1. A book comprising a front cover and a back cover and an elongate sheet having two ends and two sides, said sheet being folded into a multiplicity of substantially uniform accordian-like folds to form the pages of said book, one end of said sheet being affixed to said front cover and the other end of said sheet being affixed to said back cover, said sheet having vertical slot-like openings through each of said pages, and including a ribbon-like element having at least one illustration thereon and having two ends, one end of said ribbon being anchored to said front cover and the other end of said ribbon being anchored to said back cover, said ribbon extending through each of said vertical slots in said pages.



Description
BACKGROUND OF THE INVENTION

This invention relates to a new form of book construction.

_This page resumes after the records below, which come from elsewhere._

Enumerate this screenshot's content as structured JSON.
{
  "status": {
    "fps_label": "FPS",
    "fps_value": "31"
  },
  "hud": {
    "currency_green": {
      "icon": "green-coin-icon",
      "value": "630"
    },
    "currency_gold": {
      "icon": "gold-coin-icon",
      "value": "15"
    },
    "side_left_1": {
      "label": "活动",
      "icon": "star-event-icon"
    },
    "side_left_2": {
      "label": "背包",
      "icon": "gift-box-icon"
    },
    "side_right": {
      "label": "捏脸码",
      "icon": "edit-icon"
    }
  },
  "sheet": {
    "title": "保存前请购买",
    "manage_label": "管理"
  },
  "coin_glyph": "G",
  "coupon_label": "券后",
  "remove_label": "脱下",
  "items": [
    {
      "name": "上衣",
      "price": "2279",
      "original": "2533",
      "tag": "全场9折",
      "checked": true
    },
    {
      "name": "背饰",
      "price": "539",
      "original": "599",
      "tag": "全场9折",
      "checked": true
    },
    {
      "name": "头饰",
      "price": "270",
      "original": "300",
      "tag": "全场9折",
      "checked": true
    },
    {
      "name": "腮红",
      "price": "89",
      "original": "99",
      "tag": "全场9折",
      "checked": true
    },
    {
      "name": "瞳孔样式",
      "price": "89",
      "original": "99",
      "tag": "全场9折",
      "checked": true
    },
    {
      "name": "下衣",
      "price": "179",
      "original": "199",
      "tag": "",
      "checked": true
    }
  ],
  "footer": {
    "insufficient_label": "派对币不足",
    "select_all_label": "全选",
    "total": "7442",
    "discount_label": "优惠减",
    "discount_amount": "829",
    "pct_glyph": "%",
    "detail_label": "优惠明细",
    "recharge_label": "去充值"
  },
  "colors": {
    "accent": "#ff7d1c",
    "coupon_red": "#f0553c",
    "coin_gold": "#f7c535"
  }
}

A book is in effect a substantial number of printed pages bound together in bulk. The name comes from the old Saxon root boc, a beech, whose derivatives exist in various northern tongues; it recalls an early type of northern book in which slabs of oak, beech, or fir were the covers. But the primitive book can be traced much farther back in the East, where Chaldean inscribed tiles exist 7000 years old and more, whose cuneiform letters were made on soft clay by scribes; the tile was then baked in a kiln. Another ancient type of book was the Egyptian papyrus roll, made from the pith of the reed from which comes the word paper, and put in a roller like a map. It was a perishable material, and few examples have survived. For over ten centuries, papyrus rolls or volumes were in use; and many copies of the same work were often made by a number of scribes who wrote down simultaneously the text dictated by an author or a reader. The papyrus rolls were kept in jars and canisters, or collected in boxes, which served to preserve them from destruction.